Encouraging Native Water Rats to combat Black Rats

University of Sydney, Professor Peter Banks’ research examines how native species might be used in the battle to control alien species. His work around the harbour focusses on black rats, which were introduced to Australia with early europeans and now totally dominate the woodland around the harbour foreshore. One of his projects is examining whether restoration of ecological assemblages can prevent reinvasion of this pest after control. Specifically it aims to examine whether reintroduction of a once common species of native rodent (bush rats) can prevent reinvasions of feral black rats into the same area after control.
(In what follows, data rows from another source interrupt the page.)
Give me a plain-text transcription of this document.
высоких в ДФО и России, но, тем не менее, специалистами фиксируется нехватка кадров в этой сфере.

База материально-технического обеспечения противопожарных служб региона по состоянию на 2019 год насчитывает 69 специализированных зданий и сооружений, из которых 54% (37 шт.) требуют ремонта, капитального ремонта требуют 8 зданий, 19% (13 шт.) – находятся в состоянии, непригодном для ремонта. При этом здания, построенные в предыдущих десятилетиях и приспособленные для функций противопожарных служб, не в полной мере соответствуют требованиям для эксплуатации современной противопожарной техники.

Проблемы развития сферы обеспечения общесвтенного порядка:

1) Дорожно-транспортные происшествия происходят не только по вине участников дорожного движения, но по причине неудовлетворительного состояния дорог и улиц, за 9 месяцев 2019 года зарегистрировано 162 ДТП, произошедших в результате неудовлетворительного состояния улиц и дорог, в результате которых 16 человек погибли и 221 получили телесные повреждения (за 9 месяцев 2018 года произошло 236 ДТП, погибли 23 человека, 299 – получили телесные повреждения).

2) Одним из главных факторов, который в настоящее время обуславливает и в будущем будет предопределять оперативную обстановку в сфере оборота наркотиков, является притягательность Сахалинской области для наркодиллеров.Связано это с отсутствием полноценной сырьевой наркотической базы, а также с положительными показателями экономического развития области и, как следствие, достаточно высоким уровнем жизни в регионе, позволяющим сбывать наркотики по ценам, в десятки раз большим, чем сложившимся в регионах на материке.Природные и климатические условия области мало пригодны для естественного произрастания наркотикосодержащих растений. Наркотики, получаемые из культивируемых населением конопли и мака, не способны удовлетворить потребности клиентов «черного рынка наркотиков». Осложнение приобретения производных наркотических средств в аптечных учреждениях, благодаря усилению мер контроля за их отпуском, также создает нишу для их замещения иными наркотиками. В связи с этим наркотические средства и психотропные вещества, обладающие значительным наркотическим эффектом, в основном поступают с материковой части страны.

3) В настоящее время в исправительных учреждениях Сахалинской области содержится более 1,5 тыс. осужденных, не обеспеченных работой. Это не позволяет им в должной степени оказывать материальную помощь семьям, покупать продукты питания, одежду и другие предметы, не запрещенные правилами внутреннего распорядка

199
Professor Banks’  earlier research has shown that black rats and bush rats are even competitors, and dominance depends upon a residency advantage.

Professor Banks’ ultimately aims to give bush rats a residence advantage by reducing black rat numbers and reintroducing bush rats.  The significance of this work is threefold; firstly, it will reduce the impacts of black rats, secondly it will reduce the need for expensive rat control, and thirdly it will reduce the need for prolonged use of poisons to reduce black rat numbers.
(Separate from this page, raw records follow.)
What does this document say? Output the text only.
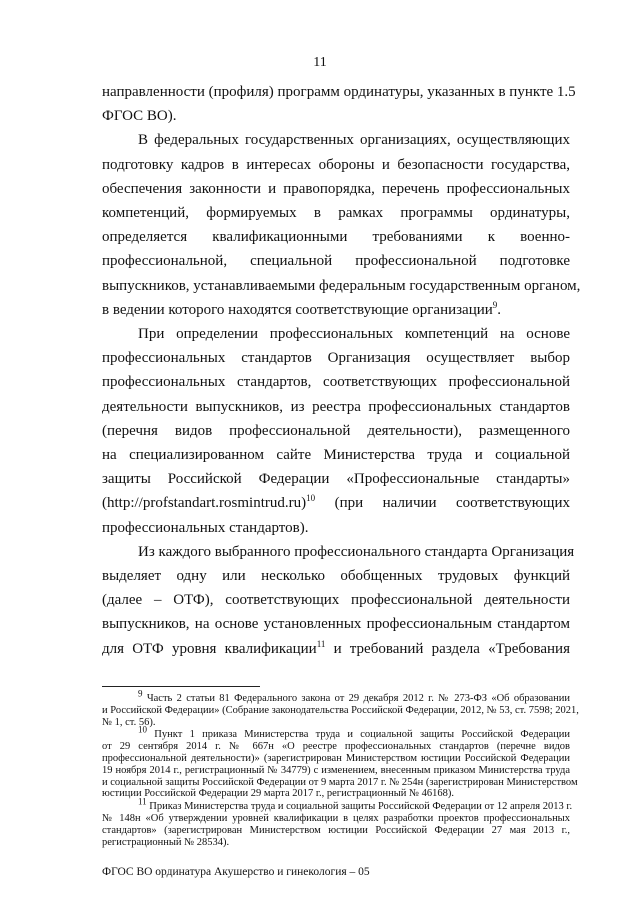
11
направленности (профиля) программ ординатуры, указанных в пункте 1.5
ФГОС ВО).
В федеральных государственных организациях, осуществляющих
подготовку кадров в интересах обороны и безопасности государства,
обеспечения законности и правопорядка, перечень профессиональных
компетенций, формируемых в рамках программы ординатуры,
определяется квалификационными требованиями к военно-
профессиональной, специальной профессиональной подготовке
выпускников, устанавливаемыми федеральным государственным органом,
в ведении которого находятся соответствующие организации$^9$.
При определении профессиональных компетенций на основе
профессиональных стандартов Организация осуществляет выбор
профессиональных стандартов, соответствующих профессиональной
деятельности выпускников, из реестра профессиональных стандартов
(перечня видов профессиональной деятельности), размещенного
на специализированном сайте Министерства труда и социальной
защиты Российской Федерации «Профессиональные стандарты»
(http://profstandart.rosmintrud.ru)$^{10}$ (при наличии соответствующих
профессиональных стандартов).
Из каждого выбранного профессионального стандарта Организация
выделяет одну или несколько обобщенных трудовых функций
(далее – ОТФ), соответствующих профессиональной деятельности
выпускников, на основе установленных профессиональным стандартом
для ОТФ уровня квалификации$^{11}$ и требований раздела «Требования
$^9$ Часть 2 статьи 81 Федерального закона от 29 декабря 2012 г. № 273-ФЗ «Об образовании
и Российской Федерации» (Собрание законодательства Российской Федерации, 2012, № 53, ст. 7598; 2021,
№ 1, ст. 56).
$^{10}$ Пункт 1 приказа Министерства труда и социальной защиты Российской Федерации
от 29 сентября 2014 г. № 667н «О реестре профессиональных стандартов (перечне видов
профессиональной деятельности)» (зарегистрирован Министерством юстиции Российской Федерации
19 ноября 2014 г., регистрационный № 34779) с изменением, внесенным приказом Министерства труда
и социальной защиты Российской Федерации от 9 марта 2017 г. № 254н (зарегистрирован Министерством
юстиции Российской Федерации 29 марта 2017 г., регистрационный № 46168).
$^{11}$ Приказ Министерства труда и социальной защиты Российской Федерации от 12 апреля 2013 г.
№ 148н «Об утверждении уровней квалификации в целях разработки проектов профессиональных
стандартов» (зарегистрирован Министерством юстиции Российской Федерации 27 мая 2013 г.,
регистрационный № 28534).
ФГОС ВО ординатура Акушерство и гинекология – 05
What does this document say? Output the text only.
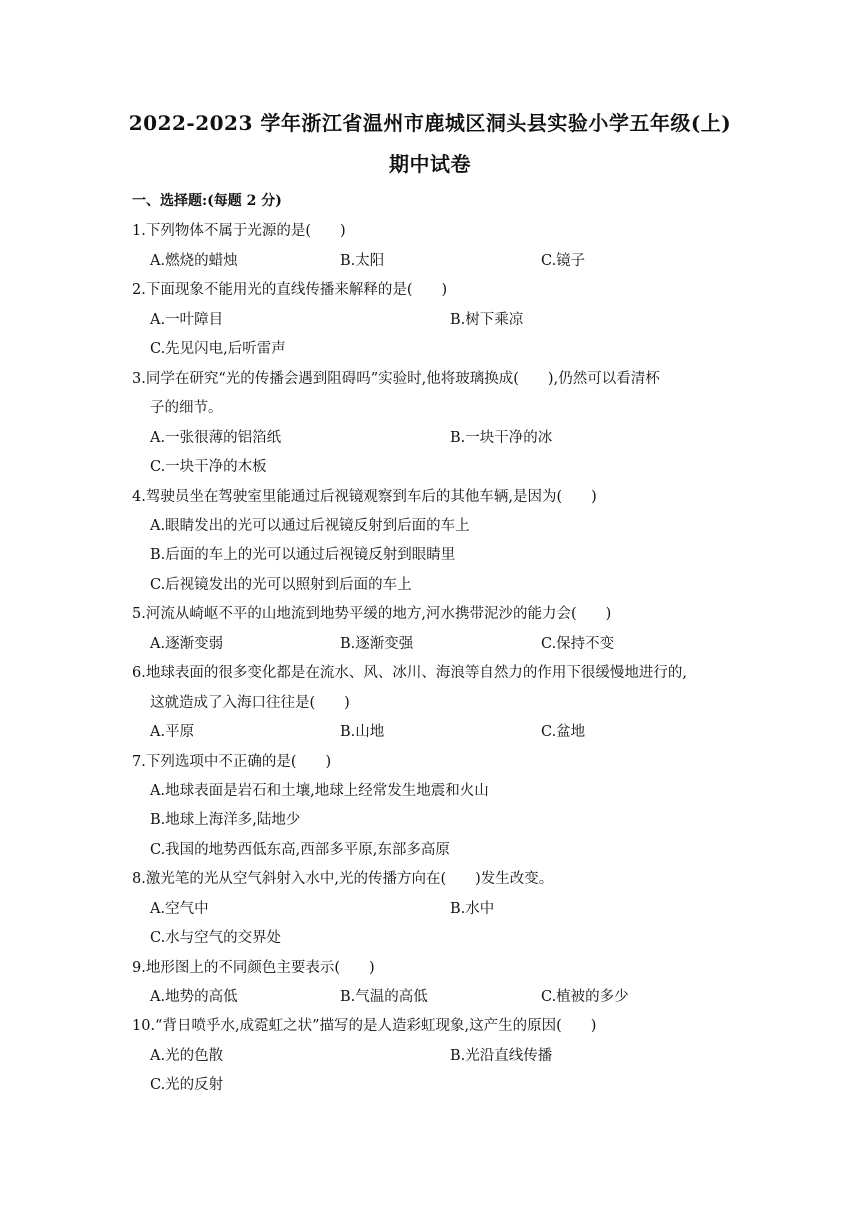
2022-2023 学年浙江省温州市鹿城区洞头县实验小学五年级(上)
期中试卷
一、选择题:(每题 2 分)
1.下列物体不属于光源的是(　　)
A.燃烧的蜡烛	B.太阳	C.镜子
2.下面现象不能用光的直线传播来解释的是(　　)
A.一叶障目	B.树下乘凉
C.先见闪电,后听雷声
3.同学在研究“光的传播会遇到阻碍吗”实验时,他将玻璃换成(　　),仍然可以看清杯
子的细节。
A.一张很薄的铝箔纸	B.一块干净的冰
C.一块干净的木板
4.驾驶员坐在驾驶室里能通过后视镜观察到车后的其他车辆,是因为(　　)
A.眼睛发出的光可以通过后视镜反射到后面的车上
B.后面的车上的光可以通过后视镜反射到眼睛里
C.后视镜发出的光可以照射到后面的车上
5.河流从崎岖不平的山地流到地势平缓的地方,河水携带泥沙的能力会(　　)
A.逐渐变弱	B.逐渐变强	C.保持不变
6.地球表面的很多变化都是在流水、风、冰川、海浪等自然力的作用下很缓慢地进行的,
这就造成了入海口往往是(　　)
A.平原	B.山地	C.盆地
7.下列选项中不正确的是(　　)
A.地球表面是岩石和土壤,地球上经常发生地震和火山
B.地球上海洋多,陆地少
C.我国的地势西低东高,西部多平原,东部多高原
8.激光笔的光从空气斜射入水中,光的传播方向在(　　)发生改变。
A.空气中	B.水中
C.水与空气的交界处
9.地形图上的不同颜色主要表示(　　)
A.地势的高低	B.气温的高低	C.植被的多少
10.“背日喷乎水,成霓虹之状”描写的是人造彩虹现象,这产生的原因(　　)
A.光的色散	B.光沿直线传播
C.光的反射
Another of Professor Banks’  projects looks at whether water rats, Australia’s biggest native rodent and a resident of Sydney Harbour, are currently playing a role in suppressing black rat numbers. Water rats are large carnivorous rodents, found on the beaches and small inlets around the harbour, and should not tolerate the smaller black rats competing for the same resources they want. Professor Banks has been mapping and comparing the locations of water rats and black rats around the harbour and observing their competitive interactions with video footage.